Light as we know it (and everything else on the EMS) moves in different frequencies. On the visible light spectrum, the higher or lower the frequency dictates any specific given color. Humans can detect anything between 400 nanometers and 700 nanometers (from violet to red). It’s a little crazy to consider that in the span of 300 nanometers, we can discern 10 million different colors.
But everything surrounding you that has color — like a hat or a pencil or a piece of fruit — doesn’t produce their color. Rather, you see the colors that they reflect. Different objects interact with light at different wavelengths, absorbing certain colors and bouncing colors that correspond with what you see.
An orange is as orange as it can be because it absorbs all the colors orange isn’t. It absorbs reds and greens and blues and violets and reflects yellows and oranges instead. With light, objects are perceived to be a certain color based on what they reflect.
So what makes colors different for people?
Physics tells us that whatever color an object reflects is the true color of that object. However, our eyes and our brains process that information a bit differently. It’s up to our bodies to make sense of what we perceive.
A lot of times, we compare our eyes to how cameras work. There’s a lens that can focus and dilate and there’s an area where the image is reflected and stored. On a camera, this is what film is. Film is exposed to light and certain portions of the film are dyed according to what colors they take in.
Our eyes obviously don’t have film, but they do have cells commonly called rods and cones, located at the back of our eye’s retina. Rods and cones, you may remember, act as receivers for the light given off from objects. Working together, rods and cones are responsible for us being able to perceive as many colors as we do. For people who are color shifted (with color blindness), these rods and cones have some kind of deficiency in one way or another, limiting certain colors from being perceived somewhat or altogether.
But here’s where things start to get weird.
For a long time, scientists have believed that colors are universally perceived in people without color deficiency. Yet recent studies have suggested even people with “normal” vision perceive colors differently. Orange may still be called orange, but the perception of what orange looks like may differ from one person to the next.

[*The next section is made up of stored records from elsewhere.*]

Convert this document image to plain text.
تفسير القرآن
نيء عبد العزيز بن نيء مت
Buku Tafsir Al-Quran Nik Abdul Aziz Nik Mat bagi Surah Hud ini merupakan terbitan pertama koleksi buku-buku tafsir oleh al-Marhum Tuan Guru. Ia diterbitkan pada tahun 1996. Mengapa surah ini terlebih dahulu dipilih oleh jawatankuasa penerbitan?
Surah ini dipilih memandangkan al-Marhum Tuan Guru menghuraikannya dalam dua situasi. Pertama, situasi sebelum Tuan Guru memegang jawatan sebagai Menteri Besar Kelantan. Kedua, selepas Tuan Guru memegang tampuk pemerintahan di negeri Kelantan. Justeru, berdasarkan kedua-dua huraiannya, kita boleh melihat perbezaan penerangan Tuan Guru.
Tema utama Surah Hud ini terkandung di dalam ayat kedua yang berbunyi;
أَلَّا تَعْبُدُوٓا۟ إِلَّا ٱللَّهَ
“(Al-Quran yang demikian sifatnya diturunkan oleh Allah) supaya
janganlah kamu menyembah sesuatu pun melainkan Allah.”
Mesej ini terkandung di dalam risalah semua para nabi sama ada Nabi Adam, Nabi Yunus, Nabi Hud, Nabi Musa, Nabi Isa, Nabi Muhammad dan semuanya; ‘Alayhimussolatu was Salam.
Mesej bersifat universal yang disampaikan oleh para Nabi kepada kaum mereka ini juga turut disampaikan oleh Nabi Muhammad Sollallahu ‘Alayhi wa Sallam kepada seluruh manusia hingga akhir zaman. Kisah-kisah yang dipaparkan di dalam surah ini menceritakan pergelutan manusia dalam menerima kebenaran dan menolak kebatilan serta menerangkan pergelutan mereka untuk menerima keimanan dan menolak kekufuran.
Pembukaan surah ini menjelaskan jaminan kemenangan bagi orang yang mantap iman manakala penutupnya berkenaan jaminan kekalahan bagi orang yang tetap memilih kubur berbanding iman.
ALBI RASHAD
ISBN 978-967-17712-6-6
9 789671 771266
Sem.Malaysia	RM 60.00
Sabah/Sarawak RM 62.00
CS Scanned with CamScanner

When light hits these rod and cone cells, they activate, sending a signal to our brain that a specific thing has a specific color. Yet it is up to our brain to do something with that information.
In 2009, a study was done on a group of monkeys genetically predisposed to red-green colorblindness much like humans with deuteranomaly — the most common type of red-green color blindness where greens will have a more red shade. During the process of the study, the monkeys underwent a gene therapy that added the recognition of red hues.
The experiment worked, allowing the monkeys to see red, but what they found even more interesting is how their brains processed this suddenly new color. It was thought that because the brain was receiving a new input, it would create new neurons to formally recognize the color. Instead, the brain simply adapted with the neurons it already has.
The gist: instead of fully recognizing red as a color, their brains tried to place red somewhere on the spectrum of colors they were already familiar with. This shows that color may be perceived differently by different people, all depending on how their brains process color.
How do I know if red is red or blue is blue?
Unless you’re color deficient, you don’t! Your red is red. Your blue is blue. But it just might be seen differently for someone next to you.
However, there are tests that we do during an examination to determine if you do have color blindness preventing you from seeing certain colors. We may ask you to flip through cards that test different aspects of your vision, like depth perception and color differentiation. By doing this, we can provide the best options available to give you the most of your vision as possible.